Justice Secretary David Gauke announced last weekend that the government will undertake a consultation on the issue of no fault Divorce.
The issue has had recent interest following the case of Owens v Owens in which the Supreme Court ruled that although Mrs Owens no longer wished to be married to her husband, Mr Owen’s reluctance to the Divorce meant that Ms Owens must remain married to her husband until 2020. The judges in that case urged the government to look at the Divorce system again.
Currently couples going through the Divorce procedure have to show the marriage has broken down irretrievably and prove it by satisfying one of 5 factors; the other party’s adultery, the other party’s behaviour, 2 years’ separation, with the other party’s consent, separation for 5 years without the other party’s consent, or desertion for 2 years.
The effect of the current law means that for couples seeking immediate divorce they have to allege adultery or behaviour against the other. A no fault divorce is only possible after a wait of 2 years and conditional upon the parties living separately for 2 years and the other parties’ agreement. Absence of what should be a fundamental part of our Divorce system leaves many couples with no other choice than to have to wait for 2 years.

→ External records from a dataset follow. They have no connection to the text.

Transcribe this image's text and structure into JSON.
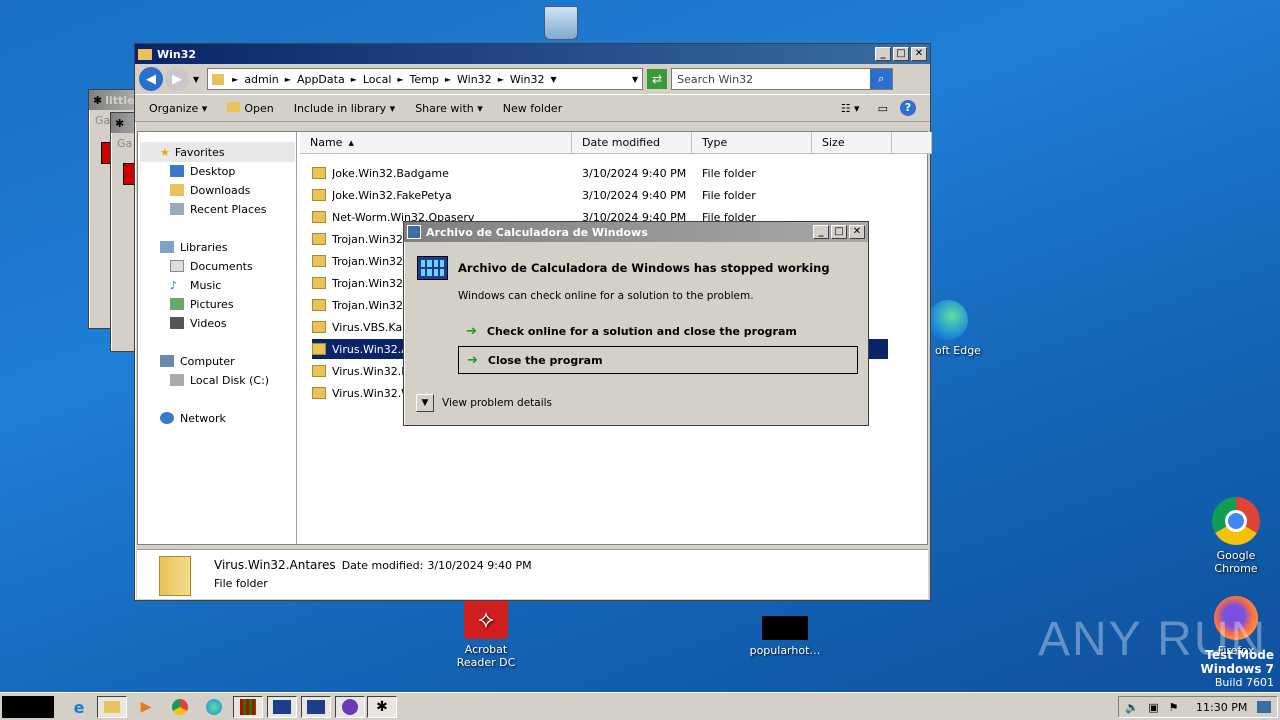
{
  "desktop": {
    "recycle_bin_label": "",
    "edge_label": "oft Edge",
    "chrome_label": "Google Chrome",
    "firefox_label": "Firefox",
    "acrobat_label": "Acrobat Reader DC",
    "popularhot_label": "popularhot…",
    "watermark": "ANY RUN",
    "test_mode": "Test Mode",
    "os_name": "Windows 7",
    "build": "Build 7601"
  },
  "background_windows": {
    "title_1": "little",
    "title_2": "",
    "label": "Ga"
  },
  "explorer": {
    "title": "Win32",
    "breadcrumb": [
      "admin",
      "AppData",
      "Local",
      "Temp",
      "Win32",
      "Win32"
    ],
    "search_placeholder": "Search Win32",
    "toolbar": {
      "organize": "Organize",
      "open": "Open",
      "include": "Include in library",
      "share": "Share with",
      "new_folder": "New folder"
    },
    "nav": {
      "favorites": "Favorites",
      "desktop": "Desktop",
      "downloads": "Downloads",
      "recent": "Recent Places",
      "libraries": "Libraries",
      "documents": "Documents",
      "music": "Music",
      "pictures": "Pictures",
      "videos": "Videos",
      "computer": "Computer",
      "local_disk": "Local Disk (C:)",
      "network": "Network"
    },
    "columns": {
      "name": "Name",
      "date": "Date modified",
      "type": "Type",
      "size": "Size"
    },
    "files": [
      {
        "name": "Joke.Win32.Badgame",
        "date": "3/10/2024 9:40 PM",
        "type": "File folder"
      },
      {
        "name": "Joke.Win32.FakePetya",
        "date": "3/10/2024 9:40 PM",
        "type": "File folder"
      },
      {
        "name": "Net-Worm.Win32.Opaserv",
        "date": "3/10/2024 9:40 PM",
        "type": "File folder"
      },
      {
        "name": "Trojan.Win32.",
        "date": "",
        "type": ""
      },
      {
        "name": "Trojan.Win32.",
        "date": "",
        "type": ""
      },
      {
        "name": "Trojan.Win32.",
        "date": "",
        "type": ""
      },
      {
        "name": "Trojan.Win32.",
        "date": "",
        "type": ""
      },
      {
        "name": "Virus.VBS.Karn",
        "date": "",
        "type": ""
      },
      {
        "name": "Virus.Win32.An",
        "date": "",
        "type": ""
      },
      {
        "name": "Virus.Win32.Ri",
        "date": "",
        "type": ""
      },
      {
        "name": "Virus.Win32.W",
        "date": "",
        "type": ""
      }
    ],
    "details": {
      "name": "Virus.Win32.Antares",
      "date_label": "Date modified:",
      "date_value": "3/10/2024 9:40 PM",
      "type": "File folder"
    }
  },
  "dialog": {
    "title": "Archivo de Calculadora de Windows",
    "heading": "Archivo de Calculadora de Windows has stopped working",
    "message": "Windows can check online for a solution to the problem.",
    "option_check": "Check online for a solution and close the program",
    "option_close": "Close the program",
    "details_label": "View problem details"
  },
  "taskbar": {
    "clock": "11:30 PM"
  },
  "colors": {
    "desktop": "#1a6fc4",
    "titlebar_active": "#0a246a",
    "selection": "#0a246a",
    "green_arrow": "#1a9d1a"
  }
}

The government proposes abolishing the five factors. To commence a divorce either party (or both) give notice to the court of irretrievable breakdown. There would be no right to oppose the Divorce. Decree Nisi is pronounced early and the period for making the Decree Absolute is six months instead of six weeks after Decree Nisi.
There will now be a 12-week consultation period to gauge public response. Under the proposals, spouses would no longer be able to challenge a divorce application made by their partner.
It will be extremely interesting to see the outcome of the Consultation and whether the same leads to the introduction of a no fault basis Divorce in England and Wales.